FGS is led by its chair Roland Rudd, a Briton who founded Finsbury in 1994, and chief executive Alexander Geiser, a German-Canadian who joined Hering Schuppener in 1998. It employs 1,300 people and has about 200 partners.

The firm’s senior leadership and partners previously owned about 36 per cent of the company, and were expected to sell almost half of their collective stake. The deal values FGS at about 15 times this year’s earnings before interest, taxes, depreciation and amortisation.

Under the terms of the roll-up of groups, FGS was aiming for an initial public offering by 2024. The investment from KKR is likely to postpone that target.

Globally, FGS topped its competitors as the lead public relations business last year for mergers and acquisitions based on deal volume and value, advising on 322 deals with a total value of more than $657bn in 2022, according to Mergermarket.
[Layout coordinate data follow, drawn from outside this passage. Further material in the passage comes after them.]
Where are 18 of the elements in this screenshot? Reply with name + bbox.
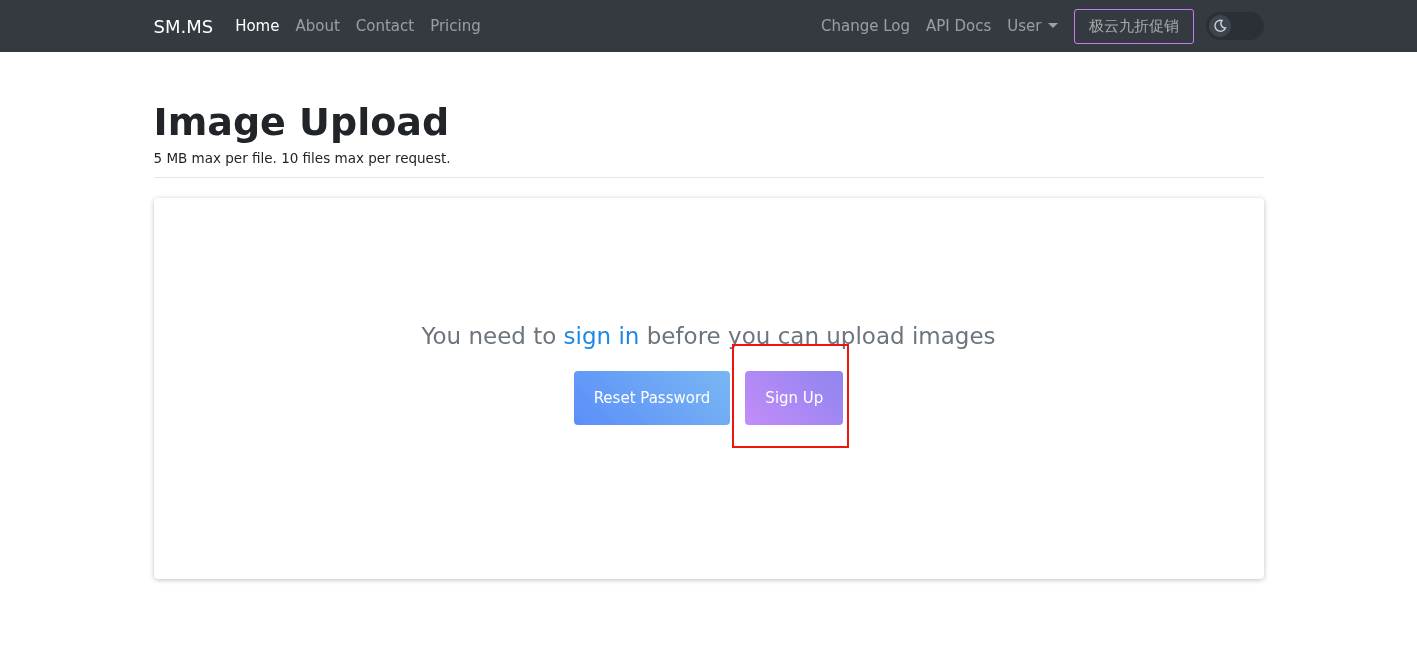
nav-link[interactable]: Contact bbox=[355, 17, 415, 35]
user-menu[interactable]: User bbox=[1007, 17, 1058, 35]
action-button[interactable]: Reset Password bbox=[573, 370, 731, 425]
page-title: Image Upload bbox=[153, 100, 450, 144]
moon-icon bbox=[1212, 19, 1227, 33]
sign-in-link[interactable]: sign in bbox=[563, 322, 640, 349]
promo-button[interactable]: 极云九折促销 bbox=[1073, 8, 1194, 44]
nav-link[interactable]: Pricing bbox=[430, 17, 481, 35]
theme-toggle[interactable] bbox=[1205, 12, 1264, 40]
nav-link[interactable]: API Docs bbox=[926, 17, 992, 35]
caret-icon bbox=[1047, 23, 1058, 29]
action-button[interactable]: Sign Up bbox=[745, 370, 844, 425]
brand-logo[interactable]: SM.MS bbox=[153, 15, 214, 37]
nav-link[interactable]: Change Log bbox=[821, 17, 910, 35]
nav-link[interactable]: Home bbox=[235, 17, 280, 35]
page-subtitle: 5 MB max per file. 10 files max per request. bbox=[153, 150, 452, 166]
nav-link[interactable]: About bbox=[295, 17, 340, 35]
signin-notice: You need to sign in before you can upload images bbox=[421, 322, 996, 349]
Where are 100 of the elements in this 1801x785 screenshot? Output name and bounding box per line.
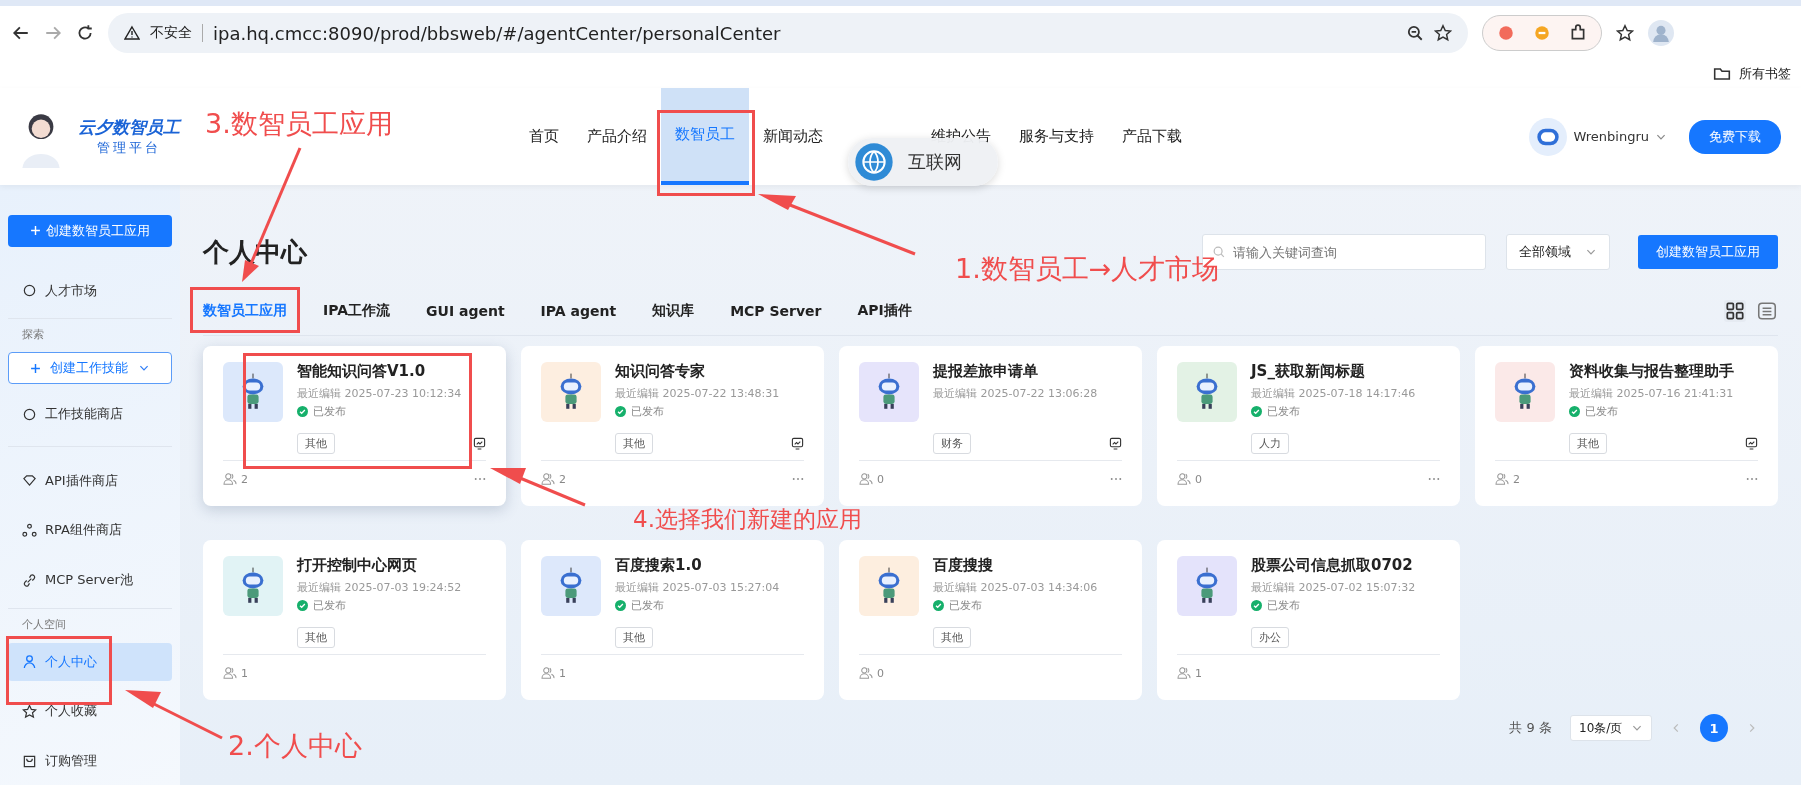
category-tag: 其他 — [933, 627, 971, 648]
create-app-button[interactable]: 创建数智员工应用 — [8, 215, 172, 247]
more-icon[interactable] — [792, 477, 804, 481]
list-view-icon[interactable] — [1756, 300, 1778, 322]
logo-title: 云夕数智员工 — [78, 116, 180, 139]
bookmarks-label[interactable]: 所有书签 — [1739, 65, 1791, 83]
nav-link[interactable]: 产品介绍 — [573, 88, 661, 185]
app-title: 打开控制中心网页 — [297, 556, 418, 575]
bookmark-star-icon[interactable] — [1616, 24, 1634, 42]
warning-icon — [124, 25, 140, 41]
app-card[interactable]: 资料收集与报告整理助手 最近编辑 2025-07-16 21:41:31 已发布 其他 2 — [1475, 346, 1778, 506]
nav-link[interactable]: 首页 — [515, 88, 573, 185]
tab[interactable]: 知识库 — [634, 302, 713, 320]
sidebar-item[interactable]: API插件商店 — [8, 461, 172, 500]
page-size-select[interactable]: 10条/页 — [1570, 715, 1652, 741]
app-card[interactable]: 股票公司信息抓取0702 最近编辑 2025-07-02 15:07:32 已发布 办公 1 — [1157, 540, 1460, 700]
category-tag: 其他 — [297, 433, 335, 454]
users-icon — [859, 667, 873, 679]
tooltip-text: 互联网 — [908, 150, 962, 174]
tab[interactable]: IPA工作流 — [305, 302, 409, 320]
edit-time: 最近编辑 2025-07-22 13:48:31 — [615, 386, 781, 401]
app-card[interactable]: JS_获取新闻标题 最近编辑 2025-07-18 14:17:46 已发布 人力 0 — [1157, 346, 1460, 506]
user-count: 1 — [559, 666, 566, 680]
tab[interactable]: GUI agent — [408, 303, 523, 319]
sidebar-item[interactable]: RPA组件商店 — [8, 511, 172, 550]
app-title: 股票公司信息抓取0702 — [1251, 556, 1414, 575]
status-text: 已发布 — [313, 598, 346, 613]
edit-time: 最近编辑 2025-07-03 19:24:52 — [297, 580, 463, 595]
check-circle-icon — [615, 406, 626, 417]
app-card[interactable]: 智能知识问答V1.0 最近编辑 2025-07-23 10:12:34 已发布 其他 2 — [203, 346, 506, 506]
sidebar-item[interactable]: 人才市场 — [8, 271, 172, 310]
category-tag: 其他 — [615, 433, 653, 454]
zoom-icon[interactable] — [1406, 24, 1424, 42]
globe-icon — [854, 142, 894, 182]
more-icon[interactable] — [474, 477, 486, 481]
nav-link[interactable]: 产品下载 — [1108, 88, 1196, 185]
grid-view-icon[interactable] — [1724, 300, 1746, 322]
user-name[interactable]: Wrenbingru — [1573, 129, 1649, 144]
users-icon — [1177, 473, 1191, 485]
category-tag: 人力 — [1251, 433, 1289, 454]
star-icon[interactable] — [1434, 24, 1452, 42]
check-circle-icon — [1251, 406, 1262, 417]
back-icon[interactable] — [12, 24, 30, 42]
sidebar-item[interactable]: 个人收藏 — [8, 692, 172, 731]
extension-icon[interactable] — [1497, 24, 1515, 42]
folder-icon[interactable] — [1713, 65, 1731, 83]
check-circle-icon — [297, 406, 308, 417]
create-app-button[interactable]: 创建数智员工应用 — [1638, 235, 1778, 269]
domain-select[interactable]: 全部领域 — [1506, 234, 1610, 270]
app-title: JS_获取新闻标题 — [1251, 362, 1366, 381]
download-button[interactable]: 免费下载 — [1689, 119, 1781, 154]
user-count: 0 — [877, 666, 884, 680]
sidebar-item[interactable]: MCP Server池 — [8, 561, 172, 599]
edit-time: 最近编辑 2025-07-22 13:06:28 — [933, 386, 1099, 401]
users-icon — [223, 473, 237, 485]
check-circle-icon — [933, 600, 944, 611]
category-tag: 办公 — [1251, 627, 1289, 648]
monitor-icon[interactable] — [1745, 437, 1758, 450]
reload-icon[interactable] — [76, 24, 94, 42]
more-icon[interactable] — [1428, 477, 1440, 481]
robot-avatar[interactable] — [1529, 117, 1568, 156]
edit-time: 最近编辑 2025-07-18 14:17:46 — [1251, 386, 1417, 401]
app-card[interactable]: 百度搜搜 最近编辑 2025-07-03 14:34:06 已发布 其他 0 — [839, 540, 1142, 700]
app-title: 提报差旅申请单 — [933, 362, 1039, 381]
tab[interactable]: MCP Server — [712, 303, 840, 319]
monitor-icon[interactable] — [1109, 437, 1122, 450]
create-skill-button[interactable]: 创建工作技能 — [8, 352, 172, 385]
sidebar-item[interactable]: 工作技能商店 — [8, 395, 172, 433]
monitor-icon[interactable] — [791, 437, 804, 450]
more-icon[interactable] — [1746, 477, 1758, 481]
app-card[interactable]: 百度搜索1.0 最近编辑 2025-07-03 15:27:04 已发布 其他 1 — [521, 540, 824, 700]
edit-time: 最近编辑 2025-07-16 21:41:31 — [1569, 386, 1735, 401]
user-count: 2 — [241, 472, 248, 486]
app-title: 知识问答专家 — [615, 362, 706, 381]
category-tag: 其他 — [615, 627, 653, 648]
tab[interactable]: API插件 — [839, 302, 930, 320]
sidebar-item[interactable]: 订购管理 — [8, 742, 172, 780]
status-text: 已发布 — [949, 598, 982, 613]
puzzle-icon[interactable] — [1569, 24, 1587, 42]
status-text: 已发布 — [1585, 404, 1618, 419]
monitor-icon[interactable] — [473, 437, 486, 450]
status-text: 已发布 — [631, 598, 664, 613]
app-card[interactable]: 打开控制中心网页 最近编辑 2025-07-03 19:24:52 已发布 其他 1 — [203, 540, 506, 700]
page-button[interactable]: 1 — [1700, 714, 1728, 742]
user-count: 0 — [877, 472, 884, 486]
annotation-text: 3.数智员工应用 — [205, 107, 393, 141]
more-icon[interactable] — [1110, 477, 1122, 481]
address-bar[interactable]: 不安全 ipa.hq.cmcc:8090/prod/bbsweb/#/agentCenter/personalCenter — [108, 13, 1468, 53]
nav-link[interactable]: 新闻动态 — [749, 88, 837, 185]
app-card[interactable]: 知识问答专家 最近编辑 2025-07-22 13:48:31 已发布 其他 2 — [521, 346, 824, 506]
app-card[interactable]: 提报差旅申请单 最近编辑 2025-07-22 13:06:28 财务 0 — [839, 346, 1142, 506]
total-count: 共 9 条 — [1509, 719, 1552, 737]
nav-link[interactable]: 服务与支持 — [1005, 88, 1108, 185]
tab[interactable]: 数智员工应用 — [203, 302, 305, 320]
edit-time: 最近编辑 2025-07-03 15:27:04 — [615, 580, 781, 595]
user-count: 0 — [1195, 472, 1202, 486]
status-text: 已发布 — [631, 404, 664, 419]
tab[interactable]: IPA agent — [522, 303, 635, 319]
annotation-text: 2.个人中心 — [228, 729, 362, 763]
security-label: 不安全 — [150, 24, 203, 42]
Some of FGS’s biggest clients include EY, UnitedHealth, Bayer and SoftBank. KKR has been a longstanding client of FGS.

This deal comes amid a recent bout of consolidation in the financial communications industry.

CVC-owned Teneo acquired its smaller UK rival Tulchan for more than £65mn earlier this year. US public affairs company APCO Worldwide last month acquired London-based financial communications company Camarco in a deal worth about £20mn.

US-listed KKR said last week that it had closed its largest European fund and raised $8bn. That new vehicle will provide financing for this deal.

Shares of WPP have traded down about 6 per cent over the past year, underperforming peers even as the group defies fears of an advertising slowdown.

The transaction is expected to close before the end of the third quarter of this year.